Free-floating, overflow et velib’ à l’épreuve de la transition
Après l’apparition des scooters en libre-service dans la capitale, puis les expérimentations de trottinettes en libre-service à Montrouge ou Saint Denis, c’est au tour du vélo en libre-service d’opérer sa mue. Entre le changement d’opérateur du Vélib’ et l’apparition de concurrents en free-floating (sans borne d’attache), la mobilité parisienne à deux roues doit faire face à un certain nombre de défis.
Détenue depuis dix ans par le spécialiste de la publicité urbaine JCDecaux, la concession du Vélib’ change de main. En effet le 5 mai dernier, le syndicat francilien Autolib’ Vélib’ Métropole réunissant Paris et une trentaine de communes de banlieue a préféré confier le contrat de 700 millions d’euros au groupement Smoovengo dirigé par la jeune PME montpelliéraine Smoove. Ce bureau d’études créatif, dépositaire de nombreux brevets a su convaincre avec de forts atouts, comme la station légère (facile à installer sur la voirie), les 30% de sa flotte électrique, son dispositif overflow permettant d’accrocher un vélo même quand la station est pleine, ou encore sa fourche antivol à trois sécurités.
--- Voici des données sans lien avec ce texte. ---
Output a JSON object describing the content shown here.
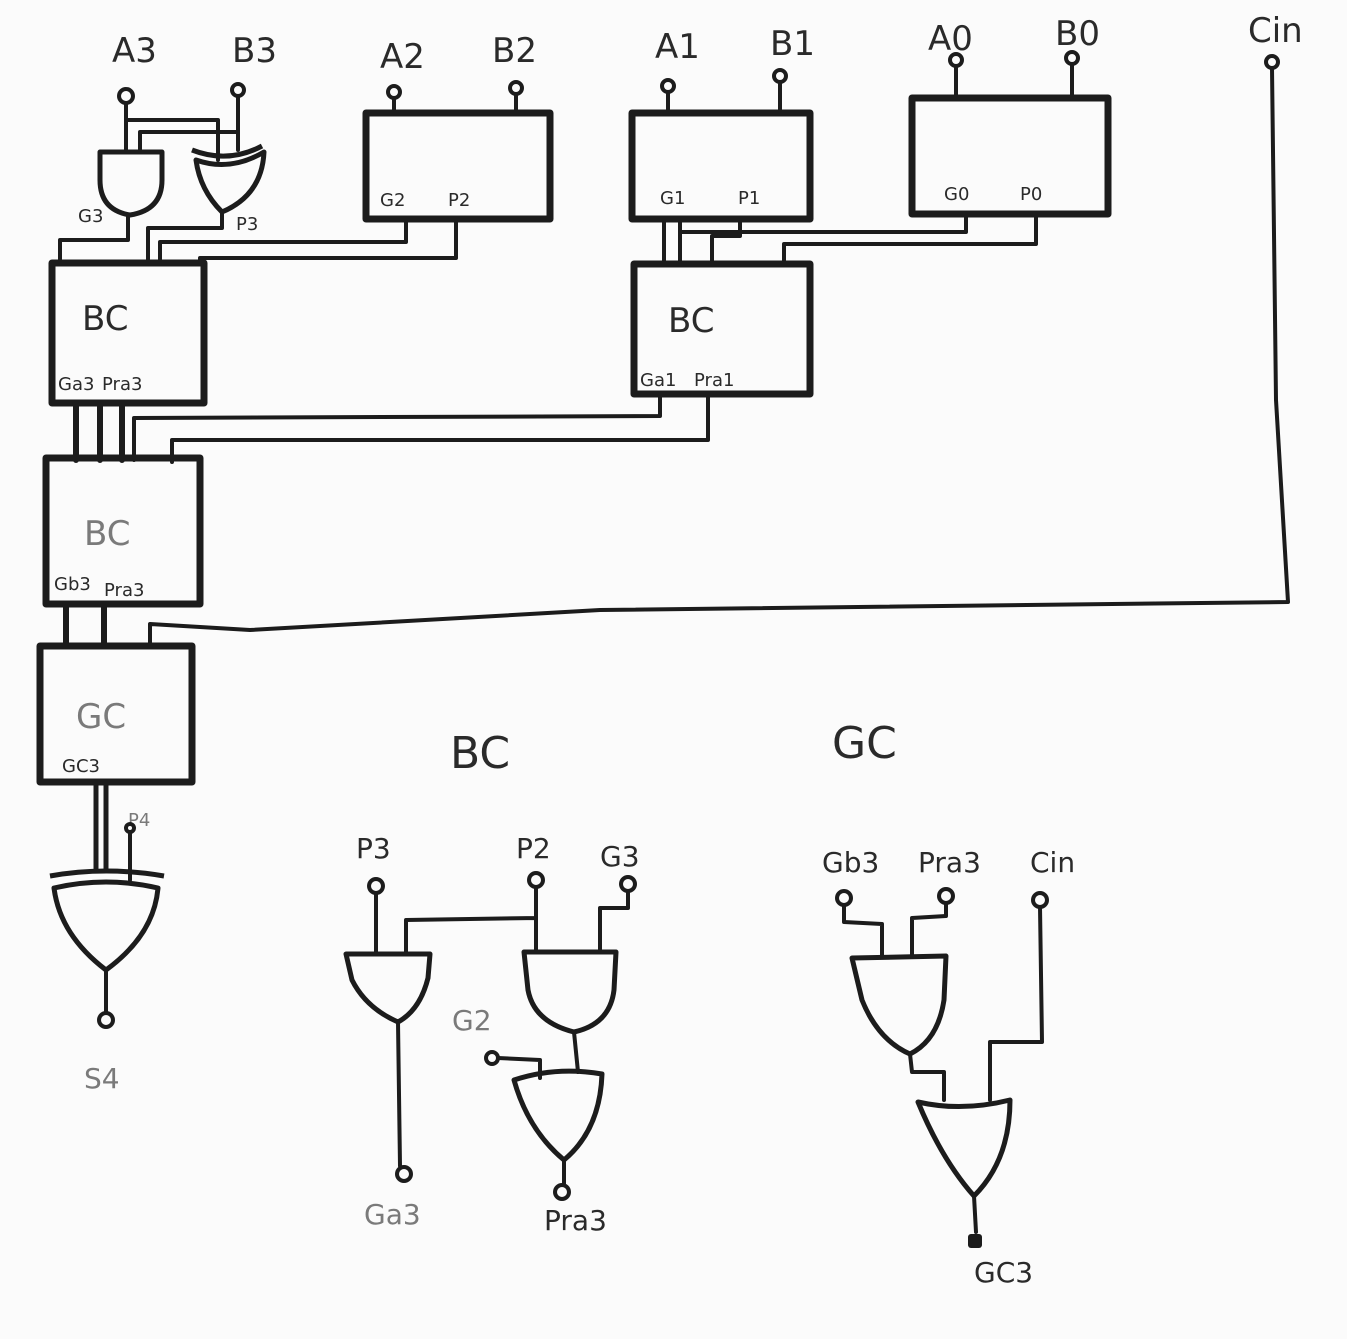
{
  "inputs": {
    "a3": "A3",
    "b3": "B3",
    "a2": "A2",
    "b2": "B2",
    "a1": "A1",
    "b1": "B1",
    "a0": "A0",
    "b0": "B0",
    "cin": "Cin"
  },
  "top_gate_labels": {
    "g3": "G3",
    "p3": "P3"
  },
  "blocks": {
    "block2": {
      "g": "G2",
      "p": "P2"
    },
    "block1": {
      "g": "G1",
      "p": "P1"
    },
    "block0": {
      "g": "G0",
      "p": "P0"
    },
    "bc_top": {
      "name": "BC",
      "out_g": "Ga3",
      "out_p": "Pra3"
    },
    "bc_right": {
      "name": "BC",
      "out_g": "Ga1",
      "out_p": "Pra1"
    },
    "bc_mid": {
      "name": "BC",
      "out_g": "Gb3",
      "out_p": "Pra3"
    },
    "gc": {
      "name": "GC",
      "out": "GC3"
    }
  },
  "sum": {
    "p4": "P4",
    "s4": "S4"
  },
  "detail_bc": {
    "title": "BC",
    "in_p3": "P3",
    "in_p2": "P2",
    "in_g3": "G3",
    "in_g2": "G2",
    "out_g": "Ga3",
    "out_p": "Pra3"
  },
  "detail_gc": {
    "title": "GC",
    "in_gb3": "Gb3",
    "in_pra3": "Pra3",
    "in_cin": "Cin",
    "out": "GC3"
  }
}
Le défi écologique et social de Vélib’
Si depuis quelques mois les bornes Vélib’ sont progressivement désactivées pour être démantelées par l’ancien opérateur, le repreneur a entamé la lourde procédure d’installation et d’un parc de 20 000 Vélib’ pour un lancement en janvier 2018. Une opération a priori peu responsable écologiquement, mais habituelle dans les contrats de mobilier urbain et pour laquelle JCDecaux s’est engagé à recycler les équipements. « Nous avons des règles et des process très clairs en termes d’économie circulaire, de développement durable et de recyclage », explique Albert Asséraf directeur général stratégie, data et nouveaux usages de JCDecaux. « L’intégralité des pièces détachées, que ce soit un dérailleur, une roue ou un cadre, sera révisée. Soit elles sont en bon état et seront reconditionnées à neuf. Soit les pièces ne sont pas réutilisables et iront alors vers nos filières de recyclage ».
L’autre enjeu concerne les 267 employés en contrat à durée indéterminée de Cyclocity, filiale de JCDecaux gestionnaire de Vélib’, dont le sort est encore incertain. Alors que Smoovengo a besoin de personnel qualifié dans des délais de plus en plus courts, le transfert des contrats n’a toujours pas eu lieu et Cyclocity ne donne aucune information à ses employés. La transition entre les deux opérateurs est particulièrement scrutée, puisqu’à Lyon JCDecaux détient également un contrat de vélo en libre-service qui fait l’objet d’un nouvel appel d’offre. À Paris, Vélib’ reste un joyau de la Mairie, aimé des touristes et symbole de la capitale verte, le moindre faux pas serait très préjudiciable au lancement, dans un contexte de forte concurrence.
Fallait-il anticiper l’arrivée du free-floating ?
Car en parallèle une concurrence frontale est apparue avec le franco-hongkongais GoBee.bike ou la start-up de Singapour oBike. Sur le modèle de Cityscoot, ces vélos en libre-service ont la particularité de ne pas être dépendants d’une station. Géolocalisés grâce à une application smartphone, ils peuvent être récupérés et déposés n’importe où en ville. Une offre qui pourrait rendre caduque le Vélib’ tant elle semble facile et sans contrainte. Dans cette course au dernier kilomètre plusieurs entreprises venues de l’étranger tentent de s’imposer en Europe, notamment le géant chinois Ofo. Cette licorne pékinoise qui a réussi une levée de fond de 700 millions de dollars, est présente dans 15 pays et 180 villes, avec une flotte mondiale de 10 millions de vélos. Sa flotte jaune poussin devrait envahir la capitale dans quelques mois et tenir la dragée haute au Vélib’ subventionné par la Mairie de Paris.
Et justement, la régulation de ces nouveaux acteurs est en négociation, alors que la ville souhaite leur demander l’acquittement d’une redevance pour occupation commerciale de l’espace public. L’augmentation du nombre de vélos inquiète en effet la Mairie de Paris sur qui repose la responsabilité des épaves et de la lutte contre le stationnement gênant. Dans un communiqué, la ville déclare avoir rencontré le 16 novembre l’ensemble des opérateurs de vélo en libre-service et sans station intéressés, avec pour ambition « de fixer des engagements à respecter en termes de qualité de service et de critères de performance, par exemple avec un code de bonne conduite ».
Si la coopération semble régner jusqu’ici, les semaines et mois à venir pourraient être le théâtre d’une compétition qui sera déterminante pour l’avenir du vélo parisien.